Forager/naturalist to conduct LA Arboretum workshop on eating what is all around us
Published : Thursday, September 20, 2018 | 5:18 AM
Christopher Nyerges never met a weed he didn’t like. Or a leaf, for that matter.
The longtime local self-forager and author will discuss such tasty natural morsels Thursday at the Los Angeles County Arboretum, teaching and demonstrating from his book, Foraging California.
Nyerges told Pasadena Now this week that much of what he has learned and now teaches grew out of his tutelage with former Arboretum Senior Biologist Dr. Leonid Enari, who emphasized that the way to learn about plants was to understand their “familial” relationships.
Nyerges began following and listening to Enari as far back as the mid-seventies, he said.
“Dr. Enari was the senior biologist at the Arboretum,” Nyerges recalled. “I took many of his classes and then, understudied with him by, by going there whenever I could and bringing in plants. And so I’m going to tell the story of how he worked with me, how I was able to bring in plants.
As Nyerges notes, “The story is partly about him because he’s a unique individual. He earned a PhD in both botany and chemistry, in his native homeland.
Enari “knew basically everything about why a certain plant would be good for food,” said Nyerges. “He was just an incredible walking encyclopedia.”
Much of Enari’s original impetus for “foraging” came from his time as a young man in Estonia, which was under some Nazi occupation, in his late teens or twenties, Nyerges recalled.
“He always would tell students that if you know how to find food and make food, you’ll never go hungry.”
As he further explained, “Some beginners sometimes struggle with that, but I tell them you’re you’re way ahead if you grasp the relationship of plants. Some of them are native, some of them are non-native, and I try to emphasize the non-natives, like so-called ‘leaves’ because nobody minds if you pick them, gardeners pull them up all the time and they’re not interacting. You’re not damaging the native flora if you’re using leaves. So yeah, these are things that you would use it in an emergency, but I use them every day, and I encourage people to find them in the yard, or grow them in your yards, and let them go.”
But Nyerges notes that what most people would either ignore or toss away might be far more tasty than they might realize.
“Now that we have this campaign to not have lawns because of the drought,” Nyerges explained, “you might have weeds growing in. The overwhelming majority of them tend to be edible.”
At a workshop last Saturday, in fact, Nyerges took a group down to the Arroyo Seco Wash, though the weather and surroundings were very dry.

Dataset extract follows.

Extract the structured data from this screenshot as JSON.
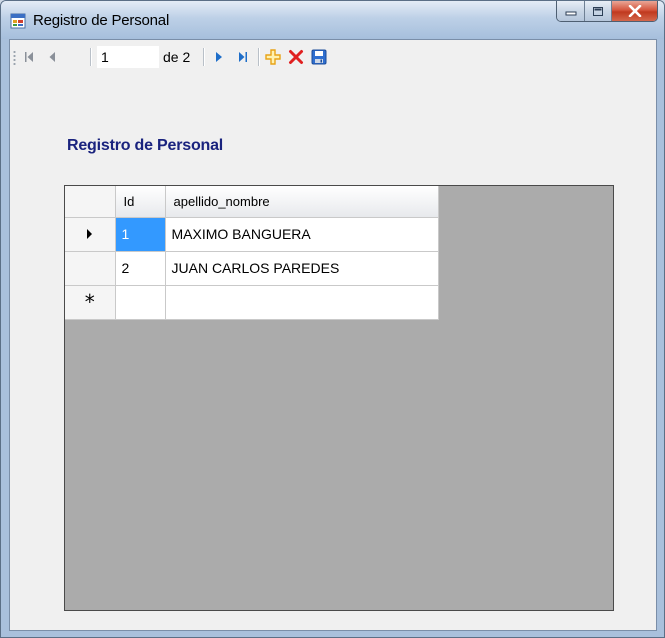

“We found purslane, for example, down in the wash,” he said. “Purslane is from India, it’s in my book. It’s very nutritious, it’s the highest source of omega three fatty acids. “
A mass of reddish stems and dark green leaves, purslane grows rapidly and is one of the most common species of weeds in the world. The plant has thick and succulent leaves for storing water in dry climates.
“We put that to an egg dish, we put that in a salad,” Nyerges described. “We found another European weed called a Lamb’s Quarter and we put that in a salad and a soup. Lamb’s Quarter is from Europe and it’s like eating a mineral tablet. We also had a cactus, which we picked, and cactus of course, as you know, it’s not as affected by the drought, but we ate that in an egg dish as well. That’s good for good anti-diabetic food. Most of the weeds, contrary to what people seem to think are more nutritious than foods at the supermarket.
Nyerges will describe just some of the plants available, but emphasizes that real foraging requires study. It isn’t just eating whatever you see in an emergency.
Said Nyerges, “I’m going to describe how [I was guided] along the path of learning families. Don’t worry about learning quick rules of thumb when you’re trying to identify plant families. I have a slideshow where I’ll show some pictures of just the different steps along the way in general. The talk is about what’s available right now.”